Diagnosis of Malaria


To diagnose malaria, your doctor may review your medical history, perform a physical exam, and order a blood test. Blood tests are the only method to check the diagnosis. There are some types of blood tests that help the doctor by showing the following:

  • The attendance of the parasite in the blood to confirm that you have it
  • What type of malaria parasite causes the symptoms
  • If the infection caused by a parasite resistant to certain drugs
  • Other blood tests help determine if the disease causes any severe complications.

Some blood tests can take bad days to complete, while others return results less than 15 minutes.

What is the Treatment of Malaria?

It treats with prescription drugs that kill the parasite. The type of medications and the duration of treatment will vary based on the following:

  • What type of malaria parasite do you have
  • The severity of your symptoms
  • And also, Age
  • If you are pregnant

1. Medicines

The most common antimalarial medications include the following:

Artemisinin-based combination therapies (ACT): Artemisinin-based combination therapies are often the first-line treatment for malaria. There are several different types of artemisinin-based combination therapies. Some examples include artemether-lumefantrine (Coartem) and artesunate / amodiaquine. Each artemisinin-based combination therapy combines two or more drugs that fight its parasites in different ways.

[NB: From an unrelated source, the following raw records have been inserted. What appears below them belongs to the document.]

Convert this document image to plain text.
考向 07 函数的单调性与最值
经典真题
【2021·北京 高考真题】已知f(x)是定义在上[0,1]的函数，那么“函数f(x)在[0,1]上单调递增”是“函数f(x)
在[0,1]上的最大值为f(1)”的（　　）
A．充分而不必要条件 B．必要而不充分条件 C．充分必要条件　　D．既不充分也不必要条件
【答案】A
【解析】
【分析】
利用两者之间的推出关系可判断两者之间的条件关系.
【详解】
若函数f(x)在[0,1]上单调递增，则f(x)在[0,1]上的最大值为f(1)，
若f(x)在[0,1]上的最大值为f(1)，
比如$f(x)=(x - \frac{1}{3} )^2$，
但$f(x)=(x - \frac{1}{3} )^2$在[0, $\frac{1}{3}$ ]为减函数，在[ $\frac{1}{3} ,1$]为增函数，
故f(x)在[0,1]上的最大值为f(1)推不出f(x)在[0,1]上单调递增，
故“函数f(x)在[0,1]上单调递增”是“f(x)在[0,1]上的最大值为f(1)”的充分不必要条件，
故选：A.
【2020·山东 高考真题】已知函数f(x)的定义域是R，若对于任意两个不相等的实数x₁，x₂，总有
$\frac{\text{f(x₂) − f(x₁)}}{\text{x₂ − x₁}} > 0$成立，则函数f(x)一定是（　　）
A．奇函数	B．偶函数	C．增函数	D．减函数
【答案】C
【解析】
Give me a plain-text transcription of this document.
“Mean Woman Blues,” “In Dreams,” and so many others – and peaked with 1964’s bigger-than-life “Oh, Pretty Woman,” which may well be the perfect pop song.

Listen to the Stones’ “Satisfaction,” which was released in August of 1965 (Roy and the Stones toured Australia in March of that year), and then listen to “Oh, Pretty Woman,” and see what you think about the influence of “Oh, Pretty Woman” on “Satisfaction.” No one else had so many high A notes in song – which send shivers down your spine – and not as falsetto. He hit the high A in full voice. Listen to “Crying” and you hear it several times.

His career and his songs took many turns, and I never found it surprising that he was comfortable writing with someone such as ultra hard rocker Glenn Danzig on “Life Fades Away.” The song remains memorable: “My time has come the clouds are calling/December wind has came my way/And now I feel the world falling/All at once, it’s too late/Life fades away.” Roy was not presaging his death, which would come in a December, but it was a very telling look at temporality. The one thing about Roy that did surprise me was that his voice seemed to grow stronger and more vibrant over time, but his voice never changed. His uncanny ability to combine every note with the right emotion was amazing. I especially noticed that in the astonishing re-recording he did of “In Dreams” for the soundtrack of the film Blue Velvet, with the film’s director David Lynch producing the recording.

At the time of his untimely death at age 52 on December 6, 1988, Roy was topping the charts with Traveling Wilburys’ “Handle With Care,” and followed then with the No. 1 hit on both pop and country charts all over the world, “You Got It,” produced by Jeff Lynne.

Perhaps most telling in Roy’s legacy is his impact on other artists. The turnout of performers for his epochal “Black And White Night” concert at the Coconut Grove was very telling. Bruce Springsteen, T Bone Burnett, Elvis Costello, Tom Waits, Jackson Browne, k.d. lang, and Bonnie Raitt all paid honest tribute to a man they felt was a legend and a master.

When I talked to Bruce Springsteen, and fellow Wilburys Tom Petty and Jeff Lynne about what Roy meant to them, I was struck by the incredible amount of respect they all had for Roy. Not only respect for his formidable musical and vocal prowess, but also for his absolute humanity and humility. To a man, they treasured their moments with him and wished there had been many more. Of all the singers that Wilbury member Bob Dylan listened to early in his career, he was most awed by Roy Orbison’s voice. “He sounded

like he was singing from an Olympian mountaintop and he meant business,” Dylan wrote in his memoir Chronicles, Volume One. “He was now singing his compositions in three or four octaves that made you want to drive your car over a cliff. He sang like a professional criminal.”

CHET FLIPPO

Chloroquine phosphate: Chloroquine is the treatment of choice for any drug-sensitive parasite. However, in many parts of the world, the parasites that cause malaria are resistant to chloroquine, so the drug is no longer an effective treatment.

Other antimalarial medications include the following:

  • A combination of atovaquone and proguanil (Malarone)
  • Quinine sulfate (Qualaquin) with doxycycline (Vibramycin, Monodox, etc.)
  • Mefloquine
  • And also, Primaquine phosphate.

2. Possible Future Treatments

New antimalarial drugs being researched and developed—the treatment of mark by a constant struggle between drug-resistant parasites’ evolution.

For example, a variety of it parasite demonstrated resistance to almost all available antimalarial drugs.

When to See the Doctor

Talk to your doctor if you are knowledge a fever while living or traveling in a high-risk region. The parasites that cause it can remain dormant in the body for up to a year.

And also, if you have simple symptoms, seek emergency medical care.


It treats with prescription drugs that kill the parasite. And also, it can cause the kidneys or liver to fail or the spleen to burst.

Many parasites are now resistant to drugs that are commonly used to treat the disease.